As traders have learned in the past couple of months, the market’s mood can be very fickle. While the market’s focus today might be focused on the progress of reopening efforts, it might shift its gaze tomorrow to the deterioration in Sino-American relations tomorrow. Secretary of State Pompeo has declared that Hong Kong is no longer autonomous from China, signaling a possible end to special trade relationship with the territory. As well, Reuters just reported that a Canadian court has ruled against Huawei CFO Meng Wanzhou’s case against extradition.
Meng’s lawyers argued that the case should be thrown out because the alleged offences were not a crime in Canada.
But British Columbia’s Superior Court Associate Chief Justice Heather Holmes disagreed, ruling the legal standard of double criminality had been met.
“Ms. Meng’s approach … would seriously limit Canada’s ability to fulfill its international obligations in the extradition context for fraud and other economic crimes,” Holmes said.

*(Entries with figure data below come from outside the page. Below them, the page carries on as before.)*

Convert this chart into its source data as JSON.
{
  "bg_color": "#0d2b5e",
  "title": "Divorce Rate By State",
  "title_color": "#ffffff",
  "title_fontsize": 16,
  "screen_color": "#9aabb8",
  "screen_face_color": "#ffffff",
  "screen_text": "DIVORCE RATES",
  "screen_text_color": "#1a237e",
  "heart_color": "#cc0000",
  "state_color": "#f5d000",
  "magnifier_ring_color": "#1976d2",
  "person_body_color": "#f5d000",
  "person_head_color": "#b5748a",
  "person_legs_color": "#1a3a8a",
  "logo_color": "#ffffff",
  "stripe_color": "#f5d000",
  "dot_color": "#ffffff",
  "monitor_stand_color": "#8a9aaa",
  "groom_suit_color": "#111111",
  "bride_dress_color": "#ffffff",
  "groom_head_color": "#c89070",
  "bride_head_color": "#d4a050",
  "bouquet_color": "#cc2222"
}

The ruling paves the way for the extradition hearing to proceed to the second phase starting June, examining whether Canadian officials followed the law while arresting Meng.
There is also the prospect of quantitative tightening as the Fed eases its foot off the QE pedal.
In the short run, market breadth was already overbought based on Tuesday night’s close. While the odds favor a pullback, the market has also been known to advance on a series of “good overbought” readings.
I am closely watching the signals from the credit market. The relative price performance of high yield (junk) bonds and municipals are exhibiting minor negative divergences against stock prices. This is especially important in light of the lack of earnings in the Russell 2000, which is indicative of the low credit quality of that index’s constituents. The relative strength of small caps and the relative performance of HY bonds is an important relationship to keep an eye on.
The Trend Asset Allocation Model’s readings have turned from bearish to neutral, and my inner investor is reluctantly and slowly adding equity exposure from an underweight to a neutral position by focusing on buy-write strategies (long stock, short call option) to mitigate downside risk. If I had to guess, the range of my market scenarios for the next six months calls for a 40% chance that the market would revisit its March lows, 40% chance of a wide range-bound market, and a 20% chance that the market would push higher.
My inner trader is confused by this market action. He is standing on the sidelines.